Implementation Outline

  • Extractor: When building batches, for each window load the current window and the previous window(s) (same source/case, ordered by time or index).
  • Transformer: For each batch, compute current-window features as today, then add:
  • Features from the previous window(s) (e.g. same stats, prefixed with prev_).
  • Deltas and ratios (current vs prev).
  • Optional trend/stability from the last 2–3 windows.
  • Output: One row per window, but with more columns (current + prev + deltas + trend). LightGBM then trains on this enriched table.

No change to the training loop or to the model type—only to the feature set.

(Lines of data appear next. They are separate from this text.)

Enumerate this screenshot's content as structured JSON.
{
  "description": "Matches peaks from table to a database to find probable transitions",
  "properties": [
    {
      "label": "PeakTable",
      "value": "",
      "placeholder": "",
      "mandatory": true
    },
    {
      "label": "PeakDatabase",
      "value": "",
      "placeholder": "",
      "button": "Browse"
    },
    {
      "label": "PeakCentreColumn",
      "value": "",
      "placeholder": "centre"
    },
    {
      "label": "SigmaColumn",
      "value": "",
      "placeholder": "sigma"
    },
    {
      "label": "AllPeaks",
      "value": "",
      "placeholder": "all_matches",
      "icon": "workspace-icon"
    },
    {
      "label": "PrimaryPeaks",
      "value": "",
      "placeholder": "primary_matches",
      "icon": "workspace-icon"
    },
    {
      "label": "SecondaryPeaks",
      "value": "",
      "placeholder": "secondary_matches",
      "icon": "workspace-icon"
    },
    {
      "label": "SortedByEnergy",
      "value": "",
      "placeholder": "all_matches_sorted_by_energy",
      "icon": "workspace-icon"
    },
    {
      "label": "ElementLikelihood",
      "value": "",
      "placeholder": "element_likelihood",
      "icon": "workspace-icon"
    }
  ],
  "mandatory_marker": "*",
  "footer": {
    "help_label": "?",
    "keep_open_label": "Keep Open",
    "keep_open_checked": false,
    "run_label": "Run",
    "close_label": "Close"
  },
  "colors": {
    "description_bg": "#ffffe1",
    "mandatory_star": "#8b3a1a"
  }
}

Why This Fits the Platform

  • Consistent with operational context: Temporal context (previous level, deltas, trend) helps separate “slow operational drift” from “sudden leak onset.”
  • Efficient: No sequence model; same fast training and deployment as today.
  • Explainable: Features have clear meaning (previous mean, change, ratio, trend).
  • Configurable: Number of previous windows and which stats to carry can be controlled in the pipeline config and feature code.

This document captures the temporal-context philosophy; the exact parameter names and formulas are in the feature extraction and pipeline configuration.